Desde la vertiente lingüística, el catalán está en parada| cardiorrespiratoria en Barcelona. Y en relación con la marca Barcelona, tengo dudas sobre qué quiere hacer de la ciudad el alcalde Collboni, un hombre que me crea ciertas incertidumbres desde que lo vi en un premio literario en calidad de concejal y en el que se pasó todo el acto mirando el móvil. Hay tantos recelos sobre su capacidad como alcalde, y en minoría absoluta, recordemos, que es posible que nos sorprenda. Peor que su antecesora no lo hará y, parece que, con ciertos fuegos artificiales como la Copa América, está devolviendo la moral a la siempre ciclotímica ciudadanía barcelonesa. Sin el matrimonio entre el capital privado y el público, Barcelona es un juguete roto en un país, España, volcado en la radialidad.

A mí, estas mandangas de la Copa América o cualquier acontecimiento de ciudad nuevo rica y obnubilada con sus virtudes, me gustan, seguramente porque me crie en una Barcelona bastante cutre. Pero esa ciudad de los setenta y ochenta, la de Zeleste, la de Bikini o la del vetusto Estadi Municipal, tenía una identidad más definida que la actual. En esos tiempos precarios, los barceloneses teníamos más arraigada nuestra identidad, y estábamos más seguros que ser o no ser dependía de nuestro tesón por preservar nuestros orígenes, conocedores de nuestras debilidades y nuestras virtudes, entre ellas una lengua que hacía de Barcelona la capital de Catalunya. Sin el catalán como hecho diferencial, Barcelona acabará convertida en València, una sucursal de Madrid, una ciudad más dentro de esta madre patria con alma de madrastra.

Collboni fue uno de los responsables, como socio de gobierno de Ada Colau, de la Barcelona con sabor a aguacate, aquella que tenía intolerancia al capital privado por una visión anacrónica de la historia y que, culturalmente, hermanaba el catalanismo con el pujolismo, el gran demonio ancestral de las formaciones que integraron los Comuns.

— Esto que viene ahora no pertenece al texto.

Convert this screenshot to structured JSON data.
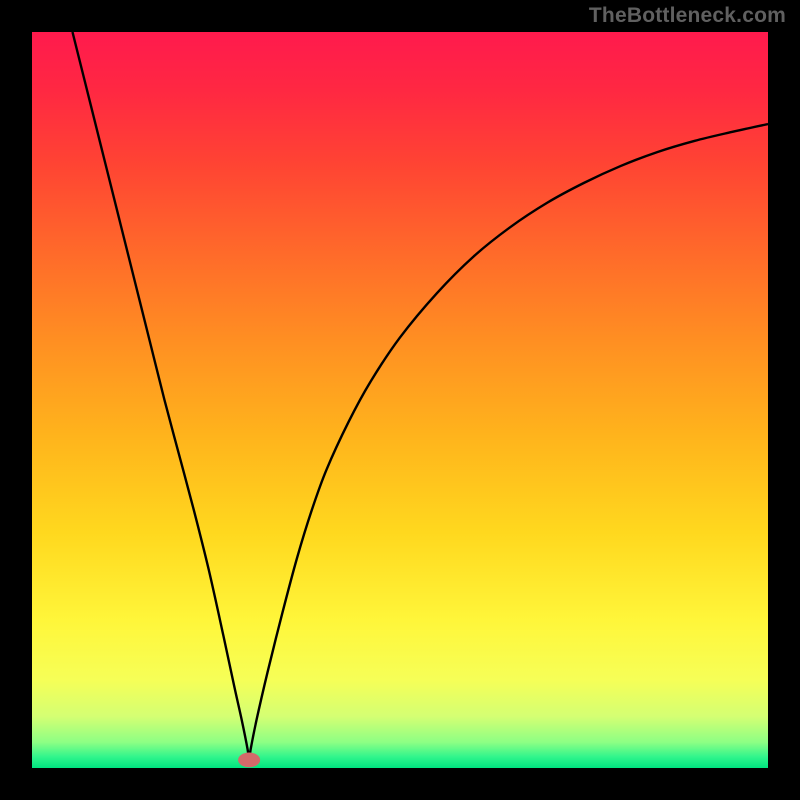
{
  "watermark": "TheBottleneck.com",
  "chart_data": {
    "type": "line",
    "title": "",
    "xlabel": "",
    "ylabel": "",
    "xlim": [
      0,
      100
    ],
    "ylim": [
      0,
      100
    ],
    "grid": false,
    "legend": false,
    "background": {
      "gradient_stops": [
        {
          "offset": 0.0,
          "color": "#ff1a4d"
        },
        {
          "offset": 0.08,
          "color": "#ff2842"
        },
        {
          "offset": 0.18,
          "color": "#ff4433"
        },
        {
          "offset": 0.3,
          "color": "#ff6a2a"
        },
        {
          "offset": 0.42,
          "color": "#ff8f22"
        },
        {
          "offset": 0.55,
          "color": "#ffb41c"
        },
        {
          "offset": 0.68,
          "color": "#ffd81e"
        },
        {
          "offset": 0.8,
          "color": "#fff63a"
        },
        {
          "offset": 0.88,
          "color": "#f6ff57"
        },
        {
          "offset": 0.93,
          "color": "#d4ff73"
        },
        {
          "offset": 0.965,
          "color": "#8dff84"
        },
        {
          "offset": 0.985,
          "color": "#30f58c"
        },
        {
          "offset": 1.0,
          "color": "#00e37f"
        }
      ]
    },
    "marker": {
      "x": 29.5,
      "y": 1.1,
      "color": "#d46a6a",
      "rx": 1.5,
      "ry": 1.0
    },
    "curve": {
      "x": [
        5.5,
        8,
        10,
        12,
        14,
        16,
        18,
        20,
        22,
        24,
        26,
        27.5,
        28.5,
        29.3,
        29.5,
        29.7,
        30.5,
        32,
        34,
        36,
        38,
        40,
        43,
        46,
        50,
        55,
        60,
        65,
        70,
        75,
        80,
        85,
        90,
        95,
        100
      ],
      "y": [
        100,
        90,
        82,
        74,
        66,
        58,
        50,
        42.5,
        35,
        27,
        18,
        11,
        6.5,
        2.5,
        1.0,
        2.5,
        6.5,
        13,
        21,
        28.5,
        35,
        40.5,
        47,
        52.5,
        58.5,
        64.5,
        69.5,
        73.5,
        76.8,
        79.5,
        81.8,
        83.7,
        85.2,
        86.4,
        87.5
      ]
    }
  }
}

Una obsesión enfermiza que les hizo preferir pactar con un representante de la oligarquía españolista, como Manuel Valls, que dejar gobernar a Xavier Trias. La Barcelona de Trias podía ser un poco ramplona, pero no tenía el sabor insípido del aguacate.

En Barcelona hacen falta alcaldes con alma e inteligencia maragalliana, que sepan hacer jugadas magistrales. Los Messis políticos son tan escasos como los futbolísticos y Collboni no es Messi, pero falta saber si, al menos, tiene la inteligencia de un mediocentro apañadito.